After all, it wasn't like she's gone through with the thought... She flushed a little. it had been a persistent fantasy though. When she wasn't dreaming troubling dreams of Sam telling her he loved her right before the grenade went off in her hands, or of searching through a dark, horribly familiar basement for Sam, hearing gun shots and having him tell her he loved her just before bleeding out in her arms, she was dreaming of Nick, singing and strumming away until she threw the guitar across the room and attacked him with tongue and teeth and agile fingers.

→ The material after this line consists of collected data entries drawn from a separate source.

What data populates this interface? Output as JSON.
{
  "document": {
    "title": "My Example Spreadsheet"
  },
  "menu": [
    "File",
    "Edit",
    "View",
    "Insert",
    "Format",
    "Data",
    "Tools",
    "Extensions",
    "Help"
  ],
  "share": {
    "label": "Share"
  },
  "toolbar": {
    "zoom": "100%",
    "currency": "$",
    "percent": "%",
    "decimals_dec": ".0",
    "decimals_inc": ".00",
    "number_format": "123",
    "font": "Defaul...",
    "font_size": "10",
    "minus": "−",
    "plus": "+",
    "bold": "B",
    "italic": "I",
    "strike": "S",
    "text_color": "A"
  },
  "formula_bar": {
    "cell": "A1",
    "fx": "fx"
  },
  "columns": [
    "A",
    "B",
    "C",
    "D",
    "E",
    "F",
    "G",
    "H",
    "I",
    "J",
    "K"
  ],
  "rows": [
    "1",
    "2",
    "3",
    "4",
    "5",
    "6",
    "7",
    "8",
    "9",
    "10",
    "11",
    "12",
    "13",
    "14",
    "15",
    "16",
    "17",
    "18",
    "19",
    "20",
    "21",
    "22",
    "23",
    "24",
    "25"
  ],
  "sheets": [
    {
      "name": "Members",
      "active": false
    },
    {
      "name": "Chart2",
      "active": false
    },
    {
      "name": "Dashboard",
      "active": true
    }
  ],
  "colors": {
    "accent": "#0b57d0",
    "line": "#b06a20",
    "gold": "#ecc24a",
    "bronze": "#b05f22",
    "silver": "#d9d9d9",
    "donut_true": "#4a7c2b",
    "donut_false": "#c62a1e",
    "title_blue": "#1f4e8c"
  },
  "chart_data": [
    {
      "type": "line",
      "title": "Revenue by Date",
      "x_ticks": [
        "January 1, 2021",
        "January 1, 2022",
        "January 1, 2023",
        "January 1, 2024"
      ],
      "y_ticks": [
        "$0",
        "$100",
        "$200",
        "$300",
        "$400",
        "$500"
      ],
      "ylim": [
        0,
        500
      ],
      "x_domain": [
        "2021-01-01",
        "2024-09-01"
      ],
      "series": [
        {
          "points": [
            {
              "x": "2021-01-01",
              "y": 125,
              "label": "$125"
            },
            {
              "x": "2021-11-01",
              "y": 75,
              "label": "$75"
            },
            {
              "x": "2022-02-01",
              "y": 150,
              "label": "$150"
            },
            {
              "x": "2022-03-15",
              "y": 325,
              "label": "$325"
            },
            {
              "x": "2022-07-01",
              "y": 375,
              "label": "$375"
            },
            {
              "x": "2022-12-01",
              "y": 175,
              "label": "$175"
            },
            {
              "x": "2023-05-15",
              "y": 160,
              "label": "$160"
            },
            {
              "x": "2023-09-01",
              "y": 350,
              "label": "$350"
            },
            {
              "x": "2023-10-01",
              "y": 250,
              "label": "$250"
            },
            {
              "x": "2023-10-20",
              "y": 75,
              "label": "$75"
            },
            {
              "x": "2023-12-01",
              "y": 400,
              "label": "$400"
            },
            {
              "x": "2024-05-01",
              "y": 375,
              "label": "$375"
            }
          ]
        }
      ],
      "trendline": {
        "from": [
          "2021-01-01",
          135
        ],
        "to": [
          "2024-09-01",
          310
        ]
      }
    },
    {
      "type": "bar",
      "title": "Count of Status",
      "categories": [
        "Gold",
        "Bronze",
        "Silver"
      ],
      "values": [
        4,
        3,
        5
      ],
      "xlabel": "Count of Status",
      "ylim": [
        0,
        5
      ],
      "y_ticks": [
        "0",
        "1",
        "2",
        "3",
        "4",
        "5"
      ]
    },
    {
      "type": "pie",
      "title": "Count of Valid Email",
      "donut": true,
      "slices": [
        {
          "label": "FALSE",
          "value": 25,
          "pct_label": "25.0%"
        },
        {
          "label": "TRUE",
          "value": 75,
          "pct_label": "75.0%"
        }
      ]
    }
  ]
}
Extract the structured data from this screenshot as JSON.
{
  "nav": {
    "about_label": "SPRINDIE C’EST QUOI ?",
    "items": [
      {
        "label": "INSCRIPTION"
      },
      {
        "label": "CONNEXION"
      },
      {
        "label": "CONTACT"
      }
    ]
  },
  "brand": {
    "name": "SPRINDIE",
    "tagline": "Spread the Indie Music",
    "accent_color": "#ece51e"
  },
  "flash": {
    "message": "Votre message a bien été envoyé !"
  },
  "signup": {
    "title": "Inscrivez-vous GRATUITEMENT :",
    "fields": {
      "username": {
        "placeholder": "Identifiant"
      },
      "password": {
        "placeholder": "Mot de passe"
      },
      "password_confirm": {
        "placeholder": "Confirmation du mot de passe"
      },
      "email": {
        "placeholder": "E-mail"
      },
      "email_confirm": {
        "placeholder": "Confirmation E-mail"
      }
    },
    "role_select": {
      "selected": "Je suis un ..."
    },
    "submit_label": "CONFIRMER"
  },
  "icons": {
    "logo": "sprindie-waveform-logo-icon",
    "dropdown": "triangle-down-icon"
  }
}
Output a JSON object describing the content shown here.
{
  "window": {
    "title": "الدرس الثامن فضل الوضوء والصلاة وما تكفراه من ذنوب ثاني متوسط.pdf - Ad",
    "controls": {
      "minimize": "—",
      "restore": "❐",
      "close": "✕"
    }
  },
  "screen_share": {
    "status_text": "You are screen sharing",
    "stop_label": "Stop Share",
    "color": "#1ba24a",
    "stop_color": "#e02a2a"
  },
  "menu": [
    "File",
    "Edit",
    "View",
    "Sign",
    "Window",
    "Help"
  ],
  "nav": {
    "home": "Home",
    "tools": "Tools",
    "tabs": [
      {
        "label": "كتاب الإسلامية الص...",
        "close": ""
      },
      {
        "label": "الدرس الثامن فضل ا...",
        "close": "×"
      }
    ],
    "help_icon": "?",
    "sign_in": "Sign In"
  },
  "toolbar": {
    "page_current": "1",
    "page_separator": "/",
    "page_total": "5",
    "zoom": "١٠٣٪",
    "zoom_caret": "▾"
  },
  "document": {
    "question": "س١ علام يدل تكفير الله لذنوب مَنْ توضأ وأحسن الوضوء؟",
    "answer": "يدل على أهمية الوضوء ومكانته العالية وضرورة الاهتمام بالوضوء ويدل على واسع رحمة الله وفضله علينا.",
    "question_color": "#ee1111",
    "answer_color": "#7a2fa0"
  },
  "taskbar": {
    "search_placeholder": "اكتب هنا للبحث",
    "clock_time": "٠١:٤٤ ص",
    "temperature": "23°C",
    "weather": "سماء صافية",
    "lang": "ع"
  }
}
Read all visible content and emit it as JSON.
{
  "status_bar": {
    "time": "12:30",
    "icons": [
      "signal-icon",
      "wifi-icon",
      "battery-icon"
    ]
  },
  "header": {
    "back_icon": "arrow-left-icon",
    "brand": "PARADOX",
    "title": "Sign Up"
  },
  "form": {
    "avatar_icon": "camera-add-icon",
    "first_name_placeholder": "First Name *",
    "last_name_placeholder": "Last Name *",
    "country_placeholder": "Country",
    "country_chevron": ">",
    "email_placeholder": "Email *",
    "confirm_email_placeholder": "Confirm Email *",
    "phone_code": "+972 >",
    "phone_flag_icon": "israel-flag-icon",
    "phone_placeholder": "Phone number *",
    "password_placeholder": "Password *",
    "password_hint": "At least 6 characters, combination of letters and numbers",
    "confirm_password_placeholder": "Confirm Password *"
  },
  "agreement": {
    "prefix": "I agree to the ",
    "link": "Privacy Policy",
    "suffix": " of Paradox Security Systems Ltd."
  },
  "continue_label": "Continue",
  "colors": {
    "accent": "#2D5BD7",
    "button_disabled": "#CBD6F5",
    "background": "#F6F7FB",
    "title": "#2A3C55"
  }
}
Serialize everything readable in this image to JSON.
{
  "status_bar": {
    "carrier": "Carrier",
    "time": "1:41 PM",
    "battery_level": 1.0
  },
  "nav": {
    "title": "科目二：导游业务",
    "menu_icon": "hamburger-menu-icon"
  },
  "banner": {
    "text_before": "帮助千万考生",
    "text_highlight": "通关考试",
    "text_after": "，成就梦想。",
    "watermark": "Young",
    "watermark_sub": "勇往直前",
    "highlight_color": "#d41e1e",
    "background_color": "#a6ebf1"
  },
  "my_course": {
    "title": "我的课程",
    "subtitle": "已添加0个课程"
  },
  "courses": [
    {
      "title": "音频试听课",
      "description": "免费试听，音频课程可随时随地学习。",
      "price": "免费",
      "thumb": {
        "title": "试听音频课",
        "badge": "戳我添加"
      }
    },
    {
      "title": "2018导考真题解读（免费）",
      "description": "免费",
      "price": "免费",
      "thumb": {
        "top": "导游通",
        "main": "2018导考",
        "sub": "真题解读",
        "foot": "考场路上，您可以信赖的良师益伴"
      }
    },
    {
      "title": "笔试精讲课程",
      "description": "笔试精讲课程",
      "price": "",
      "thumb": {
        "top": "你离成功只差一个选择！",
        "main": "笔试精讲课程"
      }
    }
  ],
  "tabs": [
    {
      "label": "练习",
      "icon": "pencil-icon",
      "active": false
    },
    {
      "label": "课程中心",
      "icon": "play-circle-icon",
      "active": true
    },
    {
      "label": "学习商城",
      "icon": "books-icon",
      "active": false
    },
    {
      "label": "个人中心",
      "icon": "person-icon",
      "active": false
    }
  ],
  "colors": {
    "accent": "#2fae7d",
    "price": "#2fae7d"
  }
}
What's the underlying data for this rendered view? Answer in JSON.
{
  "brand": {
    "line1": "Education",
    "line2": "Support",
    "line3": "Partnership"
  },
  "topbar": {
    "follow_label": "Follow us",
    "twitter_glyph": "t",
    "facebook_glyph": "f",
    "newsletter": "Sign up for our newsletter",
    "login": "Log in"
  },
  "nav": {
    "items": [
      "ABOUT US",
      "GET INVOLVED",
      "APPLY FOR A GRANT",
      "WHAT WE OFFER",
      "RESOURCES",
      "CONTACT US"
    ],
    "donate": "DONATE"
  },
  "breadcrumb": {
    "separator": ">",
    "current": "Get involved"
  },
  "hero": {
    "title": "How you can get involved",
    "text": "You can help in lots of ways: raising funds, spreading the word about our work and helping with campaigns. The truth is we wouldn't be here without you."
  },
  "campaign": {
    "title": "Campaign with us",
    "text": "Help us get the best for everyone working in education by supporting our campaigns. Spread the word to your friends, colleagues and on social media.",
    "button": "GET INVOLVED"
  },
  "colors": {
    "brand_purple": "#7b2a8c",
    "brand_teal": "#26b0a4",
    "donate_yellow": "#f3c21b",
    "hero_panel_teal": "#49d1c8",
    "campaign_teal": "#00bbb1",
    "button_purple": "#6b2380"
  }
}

Sam was hovering just behind her. She could feel his warmth and half of her wanted to just lean into it and forget everything, but she wasn't the same girl, and they weren't the same as they had been. There were things to be talked about before anything could happen. Oh how she wished they didn't need to have 'the talk' but she knew if she gave in to her own desires there were only two outcomes. Either he shared her desires and they would end up in bed without ever discussing anything that had gone on before, and in one month, or three, he would leave her again,  or he was seeing someone else and he really was only putting her up because her apartment was gone and he had a spare room, and he would push her away and then EVERYTHING between them would be ruined. So 'the talk' it was. She needed a drink.

"Beer?" Sam offered, as if he'd read her mind.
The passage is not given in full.